Une devinette : quel est le lien entre les jets de pierre à Sefrou, dénonçant la cherté de la vie, et les procès contre les journalistes qui ont rythmé l’été ? Vous séchez ? Alors lisez, voire relisez les pages consacrées par le prix Nobel d’économie, Amartya Sen, aux bienfaits économiques des libertés politiques et plus particulièrement de la liberté de la presse.

L’argumentaire de l’économiste indien est simple : sans remontées d’informations transparentes et indépendantes, impossible d’évaluer la justesse des politiques économiques mises en place, ni même de rectifier le tir, si celles–ci s’avèrent mal appliquées ou inefficaces. Pour illustrer son propos, Sen décortique les mécanismes à l’origine des famines. Entre 1958 et 1961, 30 millions de Chinois sont morts parce que les dirigeants, abusés par leur propre propagande, crurent sans sourciller les rapports enjolivés des responsables locaux, aspirant aux faveurs de Pékin et vantant sans vergogne les mérites de politiques économiques aux effets désastreux sur le terrain. A la même époque, l’Inde, indépendante et multipartite, sut éviter les grandes famines qui ne l’avaient pourtant pas épargnée sous l’ère coloniale. La pression exercée par l’opinion publique, informée par des médias libres et indépendants, la mise en place d’une politique de redistribution, corrigeant à temps les erreurs des politiques, permirent d’éviter les désastres.

De manière indirecte, les travaux d’Amartya Sen ont eu un large écho au Maroc.
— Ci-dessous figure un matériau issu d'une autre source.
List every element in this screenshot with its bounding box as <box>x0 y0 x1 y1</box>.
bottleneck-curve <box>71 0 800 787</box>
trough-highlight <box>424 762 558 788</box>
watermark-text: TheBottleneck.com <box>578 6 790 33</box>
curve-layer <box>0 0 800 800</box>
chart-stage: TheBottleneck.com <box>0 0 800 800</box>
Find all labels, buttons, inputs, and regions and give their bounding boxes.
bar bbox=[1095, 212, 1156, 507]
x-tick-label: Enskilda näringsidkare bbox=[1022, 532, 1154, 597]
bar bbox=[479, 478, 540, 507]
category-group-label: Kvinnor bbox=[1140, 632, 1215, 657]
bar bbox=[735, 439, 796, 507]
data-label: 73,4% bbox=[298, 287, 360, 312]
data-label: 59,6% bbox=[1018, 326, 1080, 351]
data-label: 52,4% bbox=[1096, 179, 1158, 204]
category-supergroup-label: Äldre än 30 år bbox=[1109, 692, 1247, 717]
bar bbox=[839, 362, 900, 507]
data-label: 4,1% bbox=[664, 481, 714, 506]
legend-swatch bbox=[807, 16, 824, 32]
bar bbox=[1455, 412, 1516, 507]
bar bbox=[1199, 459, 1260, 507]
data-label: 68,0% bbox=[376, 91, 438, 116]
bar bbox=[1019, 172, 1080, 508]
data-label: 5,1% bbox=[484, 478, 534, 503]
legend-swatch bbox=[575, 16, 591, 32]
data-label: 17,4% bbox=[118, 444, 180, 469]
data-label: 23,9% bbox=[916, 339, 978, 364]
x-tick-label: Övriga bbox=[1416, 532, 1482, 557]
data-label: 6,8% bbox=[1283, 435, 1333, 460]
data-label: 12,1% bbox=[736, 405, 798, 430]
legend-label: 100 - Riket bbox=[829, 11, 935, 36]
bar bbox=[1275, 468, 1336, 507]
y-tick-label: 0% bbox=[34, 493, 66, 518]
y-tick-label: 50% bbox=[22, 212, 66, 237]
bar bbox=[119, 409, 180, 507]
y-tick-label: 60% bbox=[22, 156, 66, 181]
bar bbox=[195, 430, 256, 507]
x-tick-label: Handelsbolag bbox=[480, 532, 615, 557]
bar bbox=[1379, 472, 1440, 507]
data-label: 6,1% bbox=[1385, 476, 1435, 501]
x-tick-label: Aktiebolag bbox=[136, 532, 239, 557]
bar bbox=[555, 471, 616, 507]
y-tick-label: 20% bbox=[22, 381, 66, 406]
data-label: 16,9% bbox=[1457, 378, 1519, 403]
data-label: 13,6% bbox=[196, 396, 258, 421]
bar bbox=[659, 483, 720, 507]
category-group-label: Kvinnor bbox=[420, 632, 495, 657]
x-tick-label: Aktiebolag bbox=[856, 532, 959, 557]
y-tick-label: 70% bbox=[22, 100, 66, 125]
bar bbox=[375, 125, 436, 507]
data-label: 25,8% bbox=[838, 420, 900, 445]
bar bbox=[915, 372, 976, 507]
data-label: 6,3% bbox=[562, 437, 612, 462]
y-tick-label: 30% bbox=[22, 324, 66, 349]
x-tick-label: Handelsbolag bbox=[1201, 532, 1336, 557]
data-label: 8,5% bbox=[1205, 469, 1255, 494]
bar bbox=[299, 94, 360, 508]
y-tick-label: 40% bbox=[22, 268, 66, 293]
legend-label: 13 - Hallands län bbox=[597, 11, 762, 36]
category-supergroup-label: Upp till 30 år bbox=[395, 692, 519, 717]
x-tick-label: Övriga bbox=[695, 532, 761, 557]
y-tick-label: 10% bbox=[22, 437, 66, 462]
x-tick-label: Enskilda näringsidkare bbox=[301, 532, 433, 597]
L’économiste indien est à l’origine de l’indice de développement humain développé par le PNUD et qui mesure la pauvreté en fonction de la santé, du niveau d’éducation et du niveau de vie. Légitimés par un prix Nobel, les travaux de Sen ont contribué à modifier la perception du développement économique. Le processus de développement d’un pays, selon Sen, ne doit pas être envisagé sous un angle purement quantitatif ( taux de croissance ou niveau de richesse), mais sous un angle qualitatif en l’associant à la notion de liberté.

«Une presse libre, note Sen, et, plus généralement, la pratique de la démocratie, contribuent grandement à diffuser telles informations décisives dans les stratégies de prévention de la famine. (…) La source la plus élémentaire de renseignements sur l’imminence d’une famine nous est fournie par les médias d‘information, surtout lorsqu’existent les incitations - garanties par la démocratie - à révéler des faits embarrassants pour le gouvernement et qu’un régime autoritaire tendrait à censurer».

Bien entendu, il ne s’agit pas de comparer une population affamée à une autre au pouvoir d’achat insuffisant, pour lui assurer une vie décente. Mais, alors que les atteintes à la liberté d’expression se sont multipliées cette année, il est bon de rappeler que la liberté de la presse n’est pas qu’un noble principe. C’est aussi un instrument indispensable à une bonne gouvernance, exerçant une forme de surveillance qui permet de procéder à temps aux réajustements des politiques économiques. En l’absence d’une presse libre et indépendante, toute l’information repose sur le gouvernement et son administration. Or l’efficacité de l’action publique ne saurait être objectivement évaluée par ceux qui la décident et qui l’appliquent.

Et puis, on aura beau museler, censurer, bâillonner, l’information, pour remonter de la base au sommet, finit toujours par se frayer un chemin. A ceux qui s e félicitaient trop vite d’un décollage économique, Sefrou est ainsi venue rappeler que nous avions encore du plomb dans l’aile. Autant, dès lors, laisser librement l’information se coucher sur le papier.